Sunday, August 6, 2023

Is A Growth/InflationTrade-Off Right?

The stock market should get relief from this week's July CPI Report, which could print below the already low consensus estimate.  But, it may not be enough to preclude another 25 BP Fed rate hike at the September 19-20 FOMC Meeting.  Friday's July Employment Report kept open this risk, although it argued against a more aggressive policy tightening.   Nonetheless, there is a way to interpret the jobs data in a favorable way regarding the inflation outlook that could hold back the Fed at some point.

Consensus looks for +0.2% m/m in both Total and Core CPI.   This would be close to the Fed's annualized 2.0% target for the second month in a row.  Moreover, a 0.1% print for both can't be ruled out.  Owner's Equivalent Rent needs to rise no more than 0.5% (as in June), used car prices and airfares fall, and hotel rates flatten out.  For a below-consensus Total, food at home prices need to fall, as well, which is suggested by recent softness in PPI food prices.  

Whether a low CPI is enough to persuade the Fed to hike once and pause or to pause in September could depend on its view of the labor market.  Friday's Report showed the latter to be still tight, with the Unemployment Rate slipping to 3.5% and wage inflation remaining high at 0.4% m/m.  It keeps open the door for a September hike.  However, the latter is still not a foregone conclusion, since the Fed will see the August Employment Report before the September meeting.  And, the BLS will release its estimate of the Benchmark Revision to Payrolls on August 23 -- possibly revising down the trend in job growth.

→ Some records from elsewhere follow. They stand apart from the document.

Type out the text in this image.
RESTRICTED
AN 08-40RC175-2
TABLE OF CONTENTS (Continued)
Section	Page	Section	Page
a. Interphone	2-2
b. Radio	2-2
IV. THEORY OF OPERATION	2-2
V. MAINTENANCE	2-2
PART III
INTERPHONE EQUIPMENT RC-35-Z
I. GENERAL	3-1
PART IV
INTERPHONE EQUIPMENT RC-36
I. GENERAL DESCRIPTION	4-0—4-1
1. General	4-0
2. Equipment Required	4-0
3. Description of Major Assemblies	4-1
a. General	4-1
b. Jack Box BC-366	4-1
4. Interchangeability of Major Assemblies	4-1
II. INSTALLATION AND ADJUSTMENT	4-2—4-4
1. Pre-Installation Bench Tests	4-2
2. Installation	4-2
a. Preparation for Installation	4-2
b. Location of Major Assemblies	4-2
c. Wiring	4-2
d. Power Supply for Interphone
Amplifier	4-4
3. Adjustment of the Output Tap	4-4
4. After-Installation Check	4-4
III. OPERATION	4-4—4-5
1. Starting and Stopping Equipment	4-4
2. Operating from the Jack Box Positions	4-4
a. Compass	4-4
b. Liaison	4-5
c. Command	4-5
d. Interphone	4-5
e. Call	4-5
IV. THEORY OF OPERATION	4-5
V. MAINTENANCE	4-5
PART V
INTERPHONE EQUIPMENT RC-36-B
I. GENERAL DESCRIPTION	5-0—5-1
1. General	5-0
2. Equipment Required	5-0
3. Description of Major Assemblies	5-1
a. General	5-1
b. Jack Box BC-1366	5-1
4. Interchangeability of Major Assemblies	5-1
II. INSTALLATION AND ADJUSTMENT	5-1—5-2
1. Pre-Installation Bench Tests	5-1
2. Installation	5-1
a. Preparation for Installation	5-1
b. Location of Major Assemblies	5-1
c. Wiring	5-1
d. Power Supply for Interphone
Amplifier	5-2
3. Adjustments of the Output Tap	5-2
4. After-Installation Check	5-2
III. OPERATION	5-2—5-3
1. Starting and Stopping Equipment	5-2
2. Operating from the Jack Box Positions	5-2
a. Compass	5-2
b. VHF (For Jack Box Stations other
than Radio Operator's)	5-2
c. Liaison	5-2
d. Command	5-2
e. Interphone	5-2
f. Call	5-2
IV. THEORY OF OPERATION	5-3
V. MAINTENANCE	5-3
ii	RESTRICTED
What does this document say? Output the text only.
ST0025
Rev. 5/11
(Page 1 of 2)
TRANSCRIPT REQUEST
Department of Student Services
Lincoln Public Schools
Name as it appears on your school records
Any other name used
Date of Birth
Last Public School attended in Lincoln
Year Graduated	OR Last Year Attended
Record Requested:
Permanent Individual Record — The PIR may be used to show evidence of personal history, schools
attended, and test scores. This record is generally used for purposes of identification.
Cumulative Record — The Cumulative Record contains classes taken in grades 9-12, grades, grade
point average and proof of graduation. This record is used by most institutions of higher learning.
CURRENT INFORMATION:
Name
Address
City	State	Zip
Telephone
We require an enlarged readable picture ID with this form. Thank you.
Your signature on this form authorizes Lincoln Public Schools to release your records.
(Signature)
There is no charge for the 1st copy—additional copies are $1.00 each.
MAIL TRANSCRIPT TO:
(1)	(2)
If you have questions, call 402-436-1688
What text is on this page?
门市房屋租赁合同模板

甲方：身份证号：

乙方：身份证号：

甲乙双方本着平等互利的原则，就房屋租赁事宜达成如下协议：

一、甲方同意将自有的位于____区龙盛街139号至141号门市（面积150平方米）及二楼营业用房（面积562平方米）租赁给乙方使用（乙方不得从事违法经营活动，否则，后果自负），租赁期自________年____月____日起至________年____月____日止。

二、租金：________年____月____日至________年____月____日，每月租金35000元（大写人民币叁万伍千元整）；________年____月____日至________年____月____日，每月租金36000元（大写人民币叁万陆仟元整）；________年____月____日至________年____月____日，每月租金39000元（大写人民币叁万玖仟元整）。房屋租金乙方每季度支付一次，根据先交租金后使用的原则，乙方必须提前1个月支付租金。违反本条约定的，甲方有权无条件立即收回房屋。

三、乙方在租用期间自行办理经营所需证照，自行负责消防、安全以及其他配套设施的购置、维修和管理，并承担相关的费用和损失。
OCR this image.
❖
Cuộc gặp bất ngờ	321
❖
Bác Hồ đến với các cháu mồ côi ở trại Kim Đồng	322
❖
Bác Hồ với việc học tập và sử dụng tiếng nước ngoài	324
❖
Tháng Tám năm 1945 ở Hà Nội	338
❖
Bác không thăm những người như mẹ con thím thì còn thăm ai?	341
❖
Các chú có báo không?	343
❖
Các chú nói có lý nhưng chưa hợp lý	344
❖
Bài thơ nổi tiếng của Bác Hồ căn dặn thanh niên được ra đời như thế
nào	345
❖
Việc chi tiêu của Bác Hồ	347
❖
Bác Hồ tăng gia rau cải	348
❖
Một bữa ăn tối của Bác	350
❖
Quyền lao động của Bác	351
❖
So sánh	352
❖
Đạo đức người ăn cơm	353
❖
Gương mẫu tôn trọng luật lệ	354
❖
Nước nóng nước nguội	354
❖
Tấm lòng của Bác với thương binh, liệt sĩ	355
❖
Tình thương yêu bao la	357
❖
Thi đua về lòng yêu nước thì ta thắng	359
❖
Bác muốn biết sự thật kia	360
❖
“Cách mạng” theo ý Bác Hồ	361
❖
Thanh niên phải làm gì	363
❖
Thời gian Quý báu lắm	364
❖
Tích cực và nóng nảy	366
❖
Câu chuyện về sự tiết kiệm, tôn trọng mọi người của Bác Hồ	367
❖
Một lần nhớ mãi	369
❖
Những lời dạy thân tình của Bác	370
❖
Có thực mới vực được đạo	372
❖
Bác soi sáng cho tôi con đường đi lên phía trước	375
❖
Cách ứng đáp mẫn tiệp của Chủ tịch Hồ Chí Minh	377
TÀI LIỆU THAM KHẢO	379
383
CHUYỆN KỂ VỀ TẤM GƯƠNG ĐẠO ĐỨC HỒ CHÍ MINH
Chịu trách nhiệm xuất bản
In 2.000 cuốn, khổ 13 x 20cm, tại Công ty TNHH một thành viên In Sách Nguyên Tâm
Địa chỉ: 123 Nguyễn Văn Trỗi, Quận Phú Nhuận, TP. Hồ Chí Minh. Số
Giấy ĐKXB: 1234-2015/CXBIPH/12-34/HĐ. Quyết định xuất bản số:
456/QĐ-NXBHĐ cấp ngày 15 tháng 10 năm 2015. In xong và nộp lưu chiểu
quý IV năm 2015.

In any case, there may be a way to interpret the latest data to draw a more positive view of the inflation outlook.  More than half of the Payroll gain was in Health, Education and Government.  While their demand for workers helps to keep wage inflation high, other sectors look like they are trying to economize on high-cost labor by cutting jobs and the workweek.  These efforts should help offset higher wage rates and hold down prices.  And, they may not reduce output if offset by higher productivity of the retained workers.  

Last week's Q223 Productivity Report was encouraging in this regard.  The 4-quarter trend in Productivity is now 1.3%, up from -0.2% over 2021-202 and close to the pre-pandemic pace (1.6% over 2017-19).  With the latest Atlanta Fed model's estimate of Q323 Real GDP Growth at 3.9% (q/q, saar) and July Total Hours Worked only 0.3% (annualized) above the Q223 average, another strong increase in productivity seems possible in Q323. 

Strong Productivity offsets the impact of fast wage growth on price inflation.  Unit Labor Costs  (Compensation Growth Less Productivity Growth) averaged only 0.9% (q/q, saar) over the past 3 quarters.  It may be one reason why core inflation could be slowing.  The large wage increases could be viewed as labor capturing part of the productivity gain and not requiring a pass-through to prices.  In this view, the Fed could tolerate the high pace of wage increases and pause in its tightening.